Hard commodities refer to natural resources that are mined or extracted, including crude oil, natural gas, precious metals, iron ore, and copper. These commodities require significant capital investment for production and have relatively stable supply characteristics. Soft commodities, also known as agricultural commodities, include agricultural products like corn, soybeans, wheat, cotton, and livestock. Farmers grow or raise these commodities, which are highly sensitive to weather conditions, seasonal factors, and biological cycles. Both categories are essential raw materials for the global economy, but they respond differently to supply factors and market dynamics.

How can traders gain exposure to commodity markets?
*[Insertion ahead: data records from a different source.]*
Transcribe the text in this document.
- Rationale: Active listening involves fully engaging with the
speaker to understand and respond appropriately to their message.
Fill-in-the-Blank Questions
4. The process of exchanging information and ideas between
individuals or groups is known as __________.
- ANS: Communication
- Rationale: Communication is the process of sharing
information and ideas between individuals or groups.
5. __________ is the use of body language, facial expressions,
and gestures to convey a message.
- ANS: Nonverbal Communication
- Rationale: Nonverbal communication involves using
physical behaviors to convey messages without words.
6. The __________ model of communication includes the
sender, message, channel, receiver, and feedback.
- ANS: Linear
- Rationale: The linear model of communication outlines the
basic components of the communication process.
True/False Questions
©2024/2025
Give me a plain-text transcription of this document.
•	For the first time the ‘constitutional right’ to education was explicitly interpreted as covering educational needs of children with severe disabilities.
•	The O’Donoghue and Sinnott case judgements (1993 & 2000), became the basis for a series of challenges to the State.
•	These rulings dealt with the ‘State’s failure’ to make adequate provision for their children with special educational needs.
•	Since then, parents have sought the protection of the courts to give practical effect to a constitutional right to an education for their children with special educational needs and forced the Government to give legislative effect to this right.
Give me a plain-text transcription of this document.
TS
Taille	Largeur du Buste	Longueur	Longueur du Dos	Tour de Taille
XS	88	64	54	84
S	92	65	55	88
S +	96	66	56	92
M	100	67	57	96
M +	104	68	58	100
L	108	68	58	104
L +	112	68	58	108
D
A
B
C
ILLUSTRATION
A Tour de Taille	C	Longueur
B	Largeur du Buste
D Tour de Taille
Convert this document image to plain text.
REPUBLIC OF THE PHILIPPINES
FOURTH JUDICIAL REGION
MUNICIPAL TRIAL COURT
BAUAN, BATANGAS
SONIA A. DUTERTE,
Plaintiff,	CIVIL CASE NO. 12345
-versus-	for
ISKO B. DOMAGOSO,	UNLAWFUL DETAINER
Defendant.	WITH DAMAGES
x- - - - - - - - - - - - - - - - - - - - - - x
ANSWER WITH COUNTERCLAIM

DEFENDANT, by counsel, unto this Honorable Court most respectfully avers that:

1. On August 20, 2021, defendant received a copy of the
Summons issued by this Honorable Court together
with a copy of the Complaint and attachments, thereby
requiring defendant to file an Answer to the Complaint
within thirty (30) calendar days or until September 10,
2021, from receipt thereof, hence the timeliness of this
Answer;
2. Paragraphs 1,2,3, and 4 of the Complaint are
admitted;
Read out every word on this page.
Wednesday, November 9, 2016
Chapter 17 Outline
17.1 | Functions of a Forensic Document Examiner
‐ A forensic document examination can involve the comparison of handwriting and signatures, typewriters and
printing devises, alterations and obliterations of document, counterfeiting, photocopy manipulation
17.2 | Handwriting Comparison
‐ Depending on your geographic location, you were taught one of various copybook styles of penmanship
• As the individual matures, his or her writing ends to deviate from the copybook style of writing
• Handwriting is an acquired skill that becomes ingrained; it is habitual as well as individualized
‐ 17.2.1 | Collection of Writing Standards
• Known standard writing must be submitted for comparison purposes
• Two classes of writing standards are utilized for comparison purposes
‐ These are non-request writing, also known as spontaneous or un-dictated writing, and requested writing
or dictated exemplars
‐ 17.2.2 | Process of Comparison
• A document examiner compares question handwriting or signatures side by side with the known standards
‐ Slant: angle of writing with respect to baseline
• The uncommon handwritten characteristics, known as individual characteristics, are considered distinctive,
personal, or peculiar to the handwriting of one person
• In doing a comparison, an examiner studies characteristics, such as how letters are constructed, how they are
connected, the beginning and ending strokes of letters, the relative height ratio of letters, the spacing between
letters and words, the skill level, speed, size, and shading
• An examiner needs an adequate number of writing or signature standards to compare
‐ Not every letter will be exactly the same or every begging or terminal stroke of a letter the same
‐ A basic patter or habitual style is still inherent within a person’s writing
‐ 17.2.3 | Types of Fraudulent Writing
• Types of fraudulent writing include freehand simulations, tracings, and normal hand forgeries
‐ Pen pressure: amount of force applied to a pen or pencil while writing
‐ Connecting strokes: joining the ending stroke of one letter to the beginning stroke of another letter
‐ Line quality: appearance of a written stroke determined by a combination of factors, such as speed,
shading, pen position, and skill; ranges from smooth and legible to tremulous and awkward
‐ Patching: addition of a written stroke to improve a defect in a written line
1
Traders can gain exposure to commodity markets through several instruments: futures contracts traded on exchanges like the New York Mercantile Exchange or CME Group; exchange-traded funds that track commodity prices or indices; commodity stocks of producers and processors; trading CFDs for leveraged exposure; or physical ownership of certain commodities like precious metals. Each approach offers different risk-reward profiles and suits different specific investment objectives. VT Markets provides access to multiple commodity trading instruments, allowing traders to choose methods that align with their financial situation, risk tolerance, and investment goals. Proper education and risk management are essential regardless of the chosen approach.


Conclusion

Understanding what the most traded commodities are gives vital insights to anyone participating in global markets. The commodity markets in 2026 remain dominated by energy commodities, particularly crude oil and natural gas, while precious metals continue attracting investment demand during economic uncertainty. Agricultural commodities play critical roles in food security, and industrial metals like iron ore and copper drive infrastructure development worldwide.

The complicated relationship between supply and demand, geopolitical events, weather conditions, and economic cycles creates both opportunities and risks for commodity traders. Whether accessing these markets through futures contracts, exchange-traded funds, commodity stocks, or trading CFDs, participants must understand the unique characteristics of each commodity and the factors driving price movements.

As the global economy evolves with energy transitions, climate challenges, and shifting geopolitical landscapes, commodity markets will continue adapting. Traders who stay informed about these developments and employ disciplined risk management strategies are better positioned to navigate the highly volatile but potentially rewarding world of traded commodities globally.